Dulse AKA Seaweed is very plentiful along the shores of Nova Scotia and an ocean away from the Pacific! Here, it is a very popular treat and is used in many dishes, but for some, simply heating it on an old wood stove is the best treat of all!:)
I also grew up close to the sea in Ireland. We harvest seaweed from the crystal clear waters of Achill Island where we have a holiday home and use it in our daily recipes. I mostly use it finely ground or flaked as it can be added to absolutely everything. I use freshly shredded sea lettuce in savoury cheese scones and nori flakes and spirulina in cranberry and cobnut choc covered flapjacks. Candied dulse in homemade Baileys icecream is divine! There is an excellent company you can order your ready flaked seaweed products and they do a great sea spice which is a mix of seven sea herbs lovely in gravy and soups. Quality Sea Veg www.seaveg.co.uk email:qualityseaveg@eircom.net
enjoy x
Seaweed is very nutritious, however since the nuclear fallout in Japan, any seaweed from the Pacific Ocean has the added bonus of radation! I love sushi and asian seaweed snacks, but I'm passing up on them for the next couple of years until the level of radioactivity in the area diminishes. Unfortunately, most seaweed available in North America comes from the waters around Japan and unfortunately much of the nuclear fallout ended up in the ocean around Japan. So beware and for now get your nutrients elsewhere! If anyone knows where to get seawood from other areas of the world, please do post, I'd love to know!

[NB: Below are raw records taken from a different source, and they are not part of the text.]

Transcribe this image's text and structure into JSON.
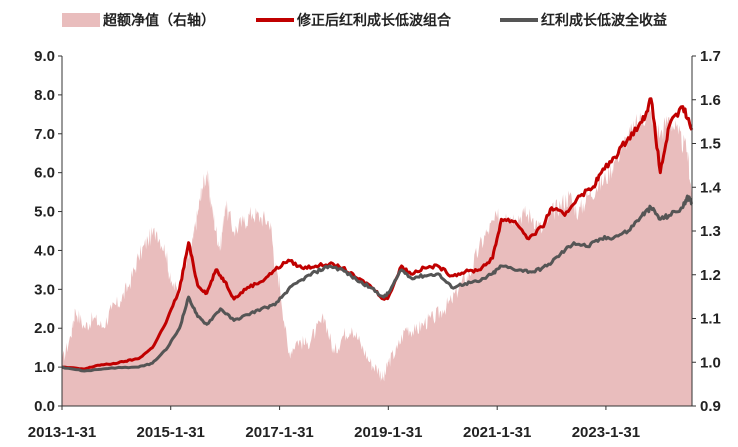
{
  "chart_data": {
    "type": "line",
    "legend_position": "top",
    "grid": false,
    "series": [
      {
        "name": "超额净值（右轴）",
        "kind": "area",
        "axis": "right",
        "color": "#e9bdbd",
        "points": [
          [
            "2013-01-31",
            1.0
          ],
          [
            "2013-03-31",
            1.06
          ],
          [
            "2013-04-30",
            1.12
          ],
          [
            "2013-06-30",
            1.08
          ],
          [
            "2013-08-31",
            1.1
          ],
          [
            "2013-10-31",
            1.08
          ],
          [
            "2013-12-31",
            1.12
          ],
          [
            "2014-02-28",
            1.14
          ],
          [
            "2014-04-30",
            1.18
          ],
          [
            "2014-06-30",
            1.24
          ],
          [
            "2014-08-31",
            1.28
          ],
          [
            "2014-10-31",
            1.3
          ],
          [
            "2014-12-31",
            1.25
          ],
          [
            "2015-01-31",
            1.18
          ],
          [
            "2015-03-31",
            1.16
          ],
          [
            "2015-04-30",
            1.22
          ],
          [
            "2015-05-31",
            1.24
          ],
          [
            "2015-06-30",
            1.28
          ],
          [
            "2015-07-31",
            1.34
          ],
          [
            "2015-08-31",
            1.4
          ],
          [
            "2015-09-30",
            1.43
          ],
          [
            "2015-10-31",
            1.36
          ],
          [
            "2015-11-30",
            1.3
          ],
          [
            "2015-12-31",
            1.26
          ],
          [
            "2016-01-31",
            1.36
          ],
          [
            "2016-03-31",
            1.3
          ],
          [
            "2016-05-31",
            1.32
          ],
          [
            "2016-07-31",
            1.34
          ],
          [
            "2016-09-30",
            1.33
          ],
          [
            "2016-11-30",
            1.32
          ],
          [
            "2016-12-31",
            1.22
          ],
          [
            "2017-01-31",
            1.18
          ],
          [
            "2017-03-31",
            1.02
          ],
          [
            "2017-05-31",
            1.05
          ],
          [
            "2017-07-31",
            1.04
          ],
          [
            "2017-09-30",
            1.07
          ],
          [
            "2017-11-30",
            1.1
          ],
          [
            "2018-01-31",
            1.02
          ],
          [
            "2018-03-31",
            1.06
          ],
          [
            "2018-05-31",
            1.08
          ],
          [
            "2018-07-31",
            1.04
          ],
          [
            "2018-09-30",
            1.0
          ],
          [
            "2018-11-30",
            0.98
          ],
          [
            "2018-12-31",
            0.96
          ],
          [
            "2019-01-31",
            1.0
          ],
          [
            "2019-03-31",
            1.03
          ],
          [
            "2019-05-31",
            1.08
          ],
          [
            "2019-07-31",
            1.07
          ],
          [
            "2019-09-30",
            1.09
          ],
          [
            "2019-11-30",
            1.1
          ],
          [
            "2020-01-31",
            1.12
          ],
          [
            "2020-03-31",
            1.14
          ],
          [
            "2020-05-31",
            1.18
          ],
          [
            "2020-07-31",
            1.2
          ],
          [
            "2020-09-30",
            1.26
          ],
          [
            "2020-11-30",
            1.3
          ],
          [
            "2021-01-31",
            1.33
          ],
          [
            "2021-03-31",
            1.34
          ],
          [
            "2021-05-31",
            1.33
          ],
          [
            "2021-07-31",
            1.34
          ],
          [
            "2021-09-30",
            1.33
          ],
          [
            "2021-11-30",
            1.3
          ],
          [
            "2022-01-31",
            1.34
          ],
          [
            "2022-03-31",
            1.36
          ],
          [
            "2022-05-31",
            1.38
          ],
          [
            "2022-07-31",
            1.34
          ],
          [
            "2022-09-30",
            1.38
          ],
          [
            "2022-11-30",
            1.4
          ],
          [
            "2023-01-31",
            1.42
          ],
          [
            "2023-03-31",
            1.46
          ],
          [
            "2023-05-31",
            1.5
          ],
          [
            "2023-07-31",
            1.53
          ],
          [
            "2023-09-30",
            1.56
          ],
          [
            "2023-11-30",
            1.57
          ],
          [
            "2024-01-31",
            1.52
          ],
          [
            "2024-03-31",
            1.56
          ],
          [
            "2024-05-31",
            1.52
          ],
          [
            "2024-07-31",
            1.48
          ],
          [
            "2024-08-31",
            1.38
          ]
        ]
      },
      {
        "name": "修正后红利成长低波组合",
        "kind": "line",
        "axis": "left",
        "color": "#c00000",
        "points": [
          [
            "2013-01-31",
            1.0
          ],
          [
            "2013-06-30",
            0.95
          ],
          [
            "2013-09-30",
            1.05
          ],
          [
            "2013-12-31",
            1.08
          ],
          [
            "2014-03-31",
            1.15
          ],
          [
            "2014-06-30",
            1.22
          ],
          [
            "2014-09-30",
            1.5
          ],
          [
            "2014-12-31",
            2.15
          ],
          [
            "2015-03-31",
            3.0
          ],
          [
            "2015-05-31",
            4.2
          ],
          [
            "2015-07-31",
            3.1
          ],
          [
            "2015-09-30",
            2.9
          ],
          [
            "2015-11-30",
            3.5
          ],
          [
            "2016-01-31",
            3.2
          ],
          [
            "2016-03-31",
            2.75
          ],
          [
            "2016-06-30",
            3.05
          ],
          [
            "2016-09-30",
            3.2
          ],
          [
            "2016-12-31",
            3.5
          ],
          [
            "2017-03-31",
            3.75
          ],
          [
            "2017-06-30",
            3.55
          ],
          [
            "2017-09-30",
            3.6
          ],
          [
            "2017-12-31",
            3.65
          ],
          [
            "2018-03-31",
            3.55
          ],
          [
            "2018-06-30",
            3.3
          ],
          [
            "2018-09-30",
            3.1
          ],
          [
            "2018-12-31",
            2.75
          ],
          [
            "2019-01-31",
            2.8
          ],
          [
            "2019-04-30",
            3.6
          ],
          [
            "2019-06-30",
            3.4
          ],
          [
            "2019-09-30",
            3.55
          ],
          [
            "2019-12-31",
            3.6
          ],
          [
            "2020-03-31",
            3.35
          ],
          [
            "2020-06-30",
            3.45
          ],
          [
            "2020-09-30",
            3.5
          ],
          [
            "2020-12-31",
            3.8
          ],
          [
            "2021-02-28",
            4.8
          ],
          [
            "2021-05-31",
            4.75
          ],
          [
            "2021-08-31",
            4.3
          ],
          [
            "2021-11-30",
            4.6
          ],
          [
            "2022-01-31",
            5.1
          ],
          [
            "2022-04-30",
            4.9
          ],
          [
            "2022-07-31",
            5.4
          ],
          [
            "2022-10-31",
            5.6
          ],
          [
            "2022-12-31",
            6.0
          ],
          [
            "2023-03-31",
            6.4
          ],
          [
            "2023-06-30",
            6.9
          ],
          [
            "2023-09-30",
            7.3
          ],
          [
            "2023-11-30",
            7.9
          ],
          [
            "2024-01-31",
            6.0
          ],
          [
            "2024-03-31",
            7.2
          ],
          [
            "2024-06-30",
            7.7
          ],
          [
            "2024-08-31",
            7.1
          ]
        ]
      },
      {
        "name": "红利成长低波全收益",
        "kind": "line",
        "axis": "left",
        "color": "#555555",
        "points": [
          [
            "2013-01-31",
            1.0
          ],
          [
            "2013-06-30",
            0.9
          ],
          [
            "2013-12-31",
            0.98
          ],
          [
            "2014-06-30",
            1.0
          ],
          [
            "2014-09-30",
            1.1
          ],
          [
            "2014-12-31",
            1.45
          ],
          [
            "2015-03-31",
            2.0
          ],
          [
            "2015-05-31",
            2.8
          ],
          [
            "2015-07-31",
            2.3
          ],
          [
            "2015-09-30",
            2.1
          ],
          [
            "2015-12-31",
            2.5
          ],
          [
            "2016-03-31",
            2.2
          ],
          [
            "2016-06-30",
            2.35
          ],
          [
            "2016-09-30",
            2.5
          ],
          [
            "2016-12-31",
            2.6
          ],
          [
            "2017-03-31",
            3.0
          ],
          [
            "2017-06-30",
            3.25
          ],
          [
            "2017-09-30",
            3.45
          ],
          [
            "2017-12-31",
            3.6
          ],
          [
            "2018-03-31",
            3.5
          ],
          [
            "2018-06-30",
            3.25
          ],
          [
            "2018-09-30",
            3.05
          ],
          [
            "2018-12-31",
            2.8
          ],
          [
            "2019-01-31",
            2.9
          ],
          [
            "2019-04-30",
            3.5
          ],
          [
            "2019-06-30",
            3.3
          ],
          [
            "2019-09-30",
            3.35
          ],
          [
            "2019-12-31",
            3.4
          ],
          [
            "2020-03-31",
            3.05
          ],
          [
            "2020-06-30",
            3.15
          ],
          [
            "2020-09-30",
            3.2
          ],
          [
            "2020-12-31",
            3.4
          ],
          [
            "2021-02-28",
            3.6
          ],
          [
            "2021-06-30",
            3.5
          ],
          [
            "2021-09-30",
            3.45
          ],
          [
            "2021-12-31",
            3.6
          ],
          [
            "2022-03-31",
            3.9
          ],
          [
            "2022-06-30",
            4.2
          ],
          [
            "2022-09-30",
            4.1
          ],
          [
            "2022-12-31",
            4.3
          ],
          [
            "2023-03-31",
            4.35
          ],
          [
            "2023-06-30",
            4.5
          ],
          [
            "2023-09-30",
            4.9
          ],
          [
            "2023-11-30",
            5.1
          ],
          [
            "2024-01-31",
            4.8
          ],
          [
            "2024-03-31",
            4.9
          ],
          [
            "2024-06-30",
            5.1
          ],
          [
            "2024-07-31",
            5.4
          ],
          [
            "2024-08-31",
            5.2
          ]
        ]
      }
    ],
    "xlim": [
      "2013-01-31",
      "2024-08-31"
    ],
    "x_ticks": [
      "2013-1-31",
      "2015-1-31",
      "2017-1-31",
      "2019-1-31",
      "2021-1-31",
      "2023-1-31"
    ],
    "left_axis": {
      "ylim": [
        0,
        9
      ],
      "ticks": [
        "0.0",
        "1.0",
        "2.0",
        "3.0",
        "4.0",
        "5.0",
        "6.0",
        "7.0",
        "8.0",
        "9.0"
      ]
    },
    "right_axis": {
      "ylim": [
        0.9,
        1.7
      ],
      "ticks": [
        "0.9",
        "1.0",
        "1.1",
        "1.2",
        "1.3",
        "1.4",
        "1.5",
        "1.6",
        "1.7"
      ]
    }
  }
}
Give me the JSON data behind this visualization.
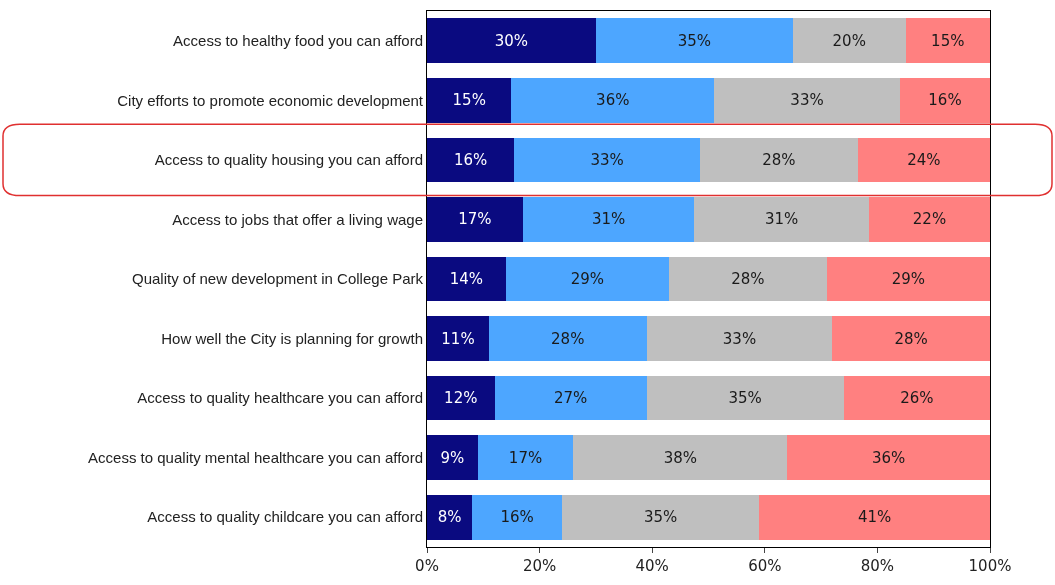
{
  "chart_data": {
    "type": "bar",
    "orientation": "horizontal",
    "stacked": true,
    "categories": [
      "Access to healthy food you can afford",
      "City efforts to promote economic development",
      "Access to quality housing you can afford",
      "Access to jobs that offer a living wage",
      "Quality of new development in College Park",
      "How well the City is planning for growth",
      "Access to quality healthcare you can afford",
      "Access to quality mental healthcare you can afford",
      "Access to quality childcare you can afford"
    ],
    "series": [
      {
        "color": "#0a0a80",
        "values": [
          30,
          15,
          15.5,
          17,
          14,
          11,
          12,
          9,
          8
        ],
        "value_labels": [
          "30%",
          "15%",
          "16%",
          "17%",
          "14%",
          "11%",
          "12%",
          "9%",
          "8%"
        ]
      },
      {
        "color": "#4da6ff",
        "values": [
          35,
          36,
          33,
          30.5,
          29,
          28,
          27,
          17,
          16
        ],
        "value_labels": [
          "35%",
          "36%",
          "33%",
          "31%",
          "29%",
          "28%",
          "27%",
          "17%",
          "16%"
        ]
      },
      {
        "color": "#bfbfbf",
        "values": [
          20,
          33,
          28,
          31,
          28,
          33,
          35,
          38,
          35
        ],
        "value_labels": [
          "20%",
          "33%",
          "28%",
          "31%",
          "28%",
          "33%",
          "35%",
          "38%",
          "35%"
        ]
      },
      {
        "color": "#ff8080",
        "values": [
          15,
          16,
          23.5,
          21.5,
          29,
          28,
          26,
          36,
          41
        ],
        "value_labels": [
          "15%",
          "16%",
          "24%",
          "22%",
          "29%",
          "28%",
          "26%",
          "36%",
          "41%"
        ]
      }
    ],
    "xlim": [
      0,
      100
    ],
    "xticks": [
      {
        "value": 0,
        "label": "0%"
      },
      {
        "value": 20,
        "label": "20%"
      },
      {
        "value": 40,
        "label": "40%"
      },
      {
        "value": 60,
        "label": "60%"
      },
      {
        "value": 80,
        "label": "80%"
      },
      {
        "value": 100,
        "label": "100%"
      }
    ],
    "data_labels": false
  }
}
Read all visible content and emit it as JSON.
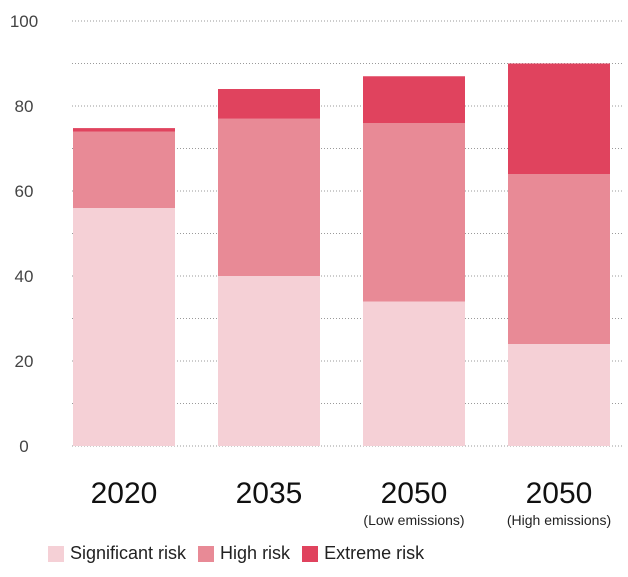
{
  "chart_data": {
    "type": "bar",
    "stacked": true,
    "categories": [
      "2020",
      "2035",
      "2050",
      "2050"
    ],
    "category_subtitles": [
      "",
      "",
      "(Low emissions)",
      "(High emissions)"
    ],
    "series": [
      {
        "name": "Significant risk",
        "color": "#f5d0d6",
        "values": [
          56,
          40,
          34,
          24
        ]
      },
      {
        "name": "High risk",
        "color": "#e88a96",
        "values": [
          18,
          37,
          42,
          40
        ]
      },
      {
        "name": "Extreme risk",
        "color": "#e0435e",
        "values": [
          0.8,
          7,
          11,
          26
        ]
      }
    ],
    "ylim": [
      0,
      100
    ],
    "yticks": [
      0,
      20,
      40,
      60,
      80,
      100
    ],
    "grid": true,
    "legend_position": "bottom-left",
    "title": "",
    "xlabel": "",
    "ylabel": ""
  }
}
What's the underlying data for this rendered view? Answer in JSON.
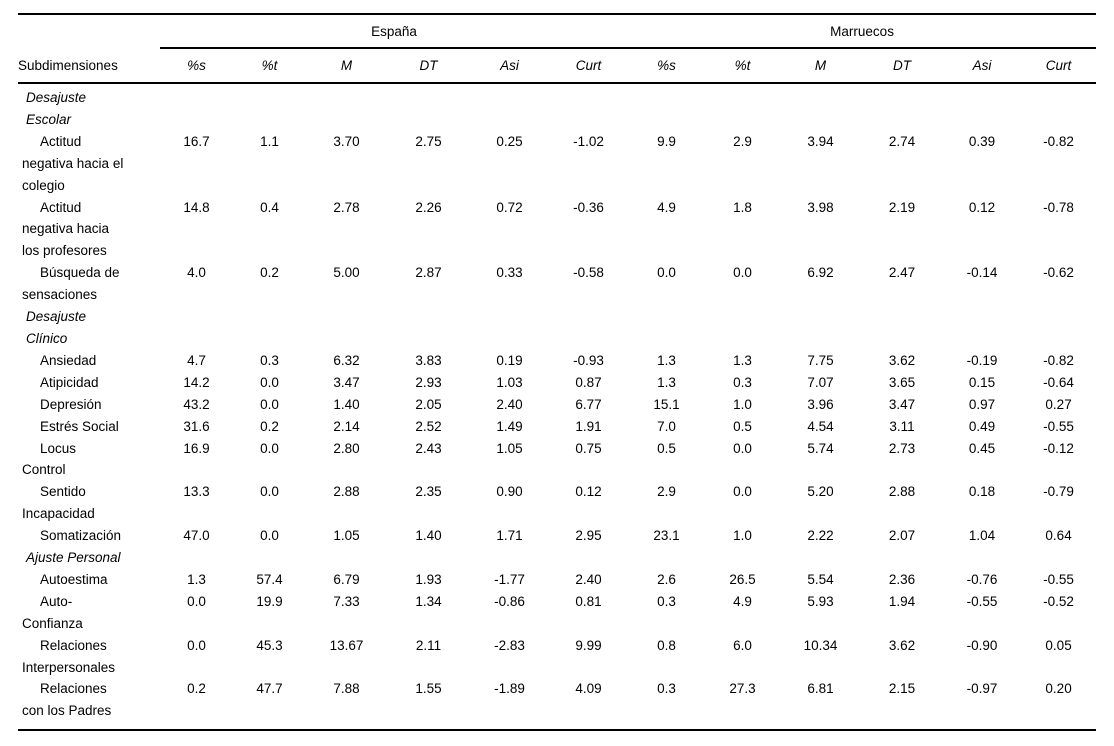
{
  "page": {
    "background_color": "#ffffff",
    "text_color": "#000000",
    "rule_color": "#000000"
  },
  "table": {
    "stub_header": "Subdimensiones",
    "groups": [
      {
        "label": "España"
      },
      {
        "label": "Marruecos"
      }
    ],
    "col_headers": [
      "%s",
      "%t",
      "M",
      "DT",
      "Asi",
      "Curt",
      "%s",
      "%t",
      "M",
      "DT",
      "Asi",
      "Curt"
    ],
    "rows": [
      {
        "type": "section",
        "label": "Desajuste Escolar",
        "label_lines": [
          "Desajuste",
          "Escolar"
        ]
      },
      {
        "type": "item",
        "label": "Actitud negativa hacia el colegio",
        "label_lines": [
          "Actitud",
          "negativa hacia el",
          "colegio"
        ],
        "values": [
          "16.7",
          "1.1",
          "3.70",
          "2.75",
          "0.25",
          "-1.02",
          "9.9",
          "2.9",
          "3.94",
          "2.74",
          "0.39",
          "-0.82"
        ]
      },
      {
        "type": "item",
        "label": "Actitud negativa hacia los profesores",
        "label_lines": [
          "Actitud",
          "negativa hacia",
          "los profesores"
        ],
        "values": [
          "14.8",
          "0.4",
          "2.78",
          "2.26",
          "0.72",
          "-0.36",
          "4.9",
          "1.8",
          "3.98",
          "2.19",
          "0.12",
          "-0.78"
        ]
      },
      {
        "type": "item",
        "label": "Búsqueda de sensaciones",
        "label_lines": [
          "Búsqueda de",
          "sensaciones"
        ],
        "values": [
          "4.0",
          "0.2",
          "5.00",
          "2.87",
          "0.33",
          "-0.58",
          "0.0",
          "0.0",
          "6.92",
          "2.47",
          "-0.14",
          "-0.62"
        ]
      },
      {
        "type": "section",
        "label": "Desajuste Clínico",
        "label_lines": [
          "Desajuste",
          "Clínico"
        ]
      },
      {
        "type": "item",
        "label": "Ansiedad",
        "label_lines": [
          "Ansiedad"
        ],
        "values": [
          "4.7",
          "0.3",
          "6.32",
          "3.83",
          "0.19",
          "-0.93",
          "1.3",
          "1.3",
          "7.75",
          "3.62",
          "-0.19",
          "-0.82"
        ]
      },
      {
        "type": "item",
        "label": "Atipicidad",
        "label_lines": [
          "Atipicidad"
        ],
        "values": [
          "14.2",
          "0.0",
          "3.47",
          "2.93",
          "1.03",
          "0.87",
          "1.3",
          "0.3",
          "7.07",
          "3.65",
          "0.15",
          "-0.64"
        ]
      },
      {
        "type": "item",
        "label": "Depresión",
        "label_lines": [
          "Depresión"
        ],
        "values": [
          "43.2",
          "0.0",
          "1.40",
          "2.05",
          "2.40",
          "6.77",
          "15.1",
          "1.0",
          "3.96",
          "3.47",
          "0.97",
          "0.27"
        ]
      },
      {
        "type": "item",
        "label": "Estrés Social",
        "label_lines": [
          "Estrés Social"
        ],
        "values": [
          "31.6",
          "0.2",
          "2.14",
          "2.52",
          "1.49",
          "1.91",
          "7.0",
          "0.5",
          "4.54",
          "3.11",
          "0.49",
          "-0.55"
        ]
      },
      {
        "type": "item",
        "label": "Locus Control",
        "label_lines": [
          "Locus",
          "Control"
        ],
        "values": [
          "16.9",
          "0.0",
          "2.80",
          "2.43",
          "1.05",
          "0.75",
          "0.5",
          "0.0",
          "5.74",
          "2.73",
          "0.45",
          "-0.12"
        ]
      },
      {
        "type": "item",
        "label": "Sentido Incapacidad",
        "label_lines": [
          "Sentido",
          "Incapacidad"
        ],
        "values": [
          "13.3",
          "0.0",
          "2.88",
          "2.35",
          "0.90",
          "0.12",
          "2.9",
          "0.0",
          "5.20",
          "2.88",
          "0.18",
          "-0.79"
        ]
      },
      {
        "type": "item",
        "label": "Somatización",
        "label_lines": [
          "Somatización"
        ],
        "values": [
          "47.0",
          "0.0",
          "1.05",
          "1.40",
          "1.71",
          "2.95",
          "23.1",
          "1.0",
          "2.22",
          "2.07",
          "1.04",
          "0.64"
        ]
      },
      {
        "type": "section",
        "label": "Ajuste Personal",
        "label_lines": [
          "Ajuste Personal"
        ]
      },
      {
        "type": "item",
        "label": "Autoestima",
        "label_lines": [
          "Autoestima"
        ],
        "values": [
          "1.3",
          "57.4",
          "6.79",
          "1.93",
          "-1.77",
          "2.40",
          "2.6",
          "26.5",
          "5.54",
          "2.36",
          "-0.76",
          "-0.55"
        ]
      },
      {
        "type": "item",
        "label": "Auto-Confianza",
        "label_lines": [
          "Auto-",
          "Confianza"
        ],
        "values": [
          "0.0",
          "19.9",
          "7.33",
          "1.34",
          "-0.86",
          "0.81",
          "0.3",
          "4.9",
          "5.93",
          "1.94",
          "-0.55",
          "-0.52"
        ]
      },
      {
        "type": "item",
        "label": "Relaciones Interpersonales",
        "label_lines": [
          "Relaciones",
          "Interpersonales"
        ],
        "values": [
          "0.0",
          "45.3",
          "13.67",
          "2.11",
          "-2.83",
          "9.99",
          "0.8",
          "6.0",
          "10.34",
          "3.62",
          "-0.90",
          "0.05"
        ]
      },
      {
        "type": "item",
        "label": "Relaciones con los Padres",
        "label_lines": [
          "Relaciones",
          "con los Padres"
        ],
        "values": [
          "0.2",
          "47.7",
          "7.88",
          "1.55",
          "-1.89",
          "4.09",
          "0.3",
          "27.3",
          "6.81",
          "2.15",
          "-0.97",
          "0.20"
        ]
      }
    ]
  }
}
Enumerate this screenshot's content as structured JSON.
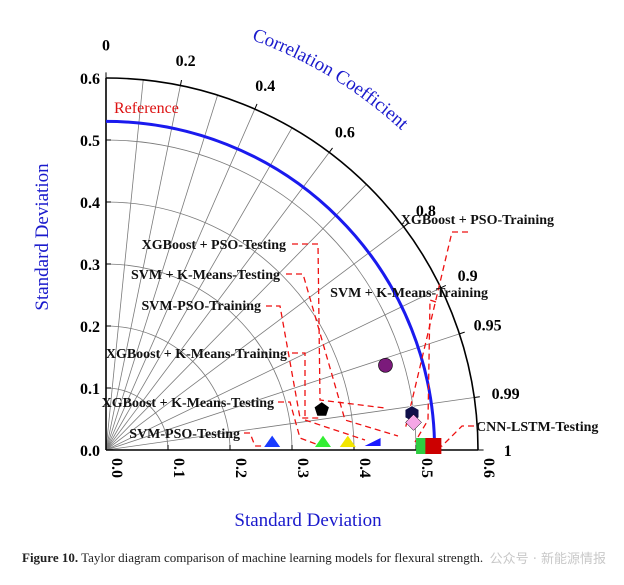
{
  "chart_data": {
    "type": "taylor",
    "xlabel": "Standard Deviation",
    "ylabel": "Standard Deviation",
    "corr_title": "Correlation Coefficient",
    "reference_label": "Reference",
    "reference_std": 0.53,
    "std_range": [
      0,
      0.6
    ],
    "y_ticks": [
      "0.0",
      "0.1",
      "0.2",
      "0.3",
      "0.4",
      "0.5",
      "0.6"
    ],
    "x_ticks": [
      "0.0",
      "0.1",
      "0.2",
      "0.3",
      "0.4",
      "0.5",
      "0.6"
    ],
    "corr_ticks": [
      "0",
      "0.2",
      "0.4",
      "0.6",
      "0.8",
      "0.9",
      "0.95",
      "0.99",
      "1"
    ],
    "points": [
      {
        "name": "XGBoost + PSO-Training",
        "std": 0.497,
        "corr": 0.993,
        "marker": "hexagon",
        "color": "#10104a"
      },
      {
        "name": "XGBoost + PSO-Testing",
        "std": 0.471,
        "corr": 0.957,
        "marker": "circle",
        "color": "#7b1a7b"
      },
      {
        "name": "SVM + K-Means-Testing",
        "std": 0.498,
        "corr": 0.996,
        "marker": "diamond",
        "color": "#f5a6e6"
      },
      {
        "name": "SVM + K-Means-Training",
        "std": 0.513,
        "corr": 1.0,
        "marker": "square",
        "color": "#2ecc40"
      },
      {
        "name": "SVM-PSO-Training",
        "std": 0.354,
        "corr": 0.983,
        "marker": "pentagon",
        "color": "#000000"
      },
      {
        "name": "XGBoost + K-Means-Training",
        "std": 0.43,
        "corr": 1.0,
        "marker": "triangle-left",
        "color": "#1a1aff"
      },
      {
        "name": "XGBoost + K-Means-Testing",
        "std": 0.35,
        "corr": 1.0,
        "marker": "triangle",
        "color": "#33ee33"
      },
      {
        "name": "SVM-PSO-Testing",
        "std": 0.268,
        "corr": 1.0,
        "marker": "triangle",
        "color": "#1a3cff"
      },
      {
        "name": "CNN-LSTM-Testing",
        "std": 0.528,
        "corr": 1.0,
        "marker": "square",
        "color": "#cc0000"
      },
      {
        "name": "",
        "std": 0.39,
        "corr": 1.0,
        "marker": "triangle",
        "color": "#f2e600"
      }
    ]
  },
  "caption_label": "Figure 10.",
  "caption_text": "Taylor diagram comparison of machine learning models for flexural strength.",
  "watermark": "公众号 · 新能源情报"
}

Good article. I've lived by the ocean all my life and grew up eating dulse- that eggplant colored seaweed sold in health food and grocery stores. It has more flavour than nori and is an unprocessed local natural product. Iodine is fine is small quantities and I enjoy eating dulse every day. It is good to see that seaweed is finally getting the attention that it deserves.
As for the previous comment re:fish, I buy 'off the dock' local products and have never had a problem with quality. The folks here who work in the plants certainly consume as much fish as anyone. The lobster industry is well regulated also.
I live by the sea & can tell you from people that work on the sea & in seafood factories that I wouldn't eat most seafood of any kind anymore. If you knew what's in that seaweed/fish etc, you wouldn't either in most cases. The seas are dying, ask yourself why.
There is one reason and one reason only for me not eating seaweed and that is because of its high iodine content the taste is only suitable to those who were raised on the stuff. To me seaweed like cilantro supposedly the worlds most consumed food is unpalpable.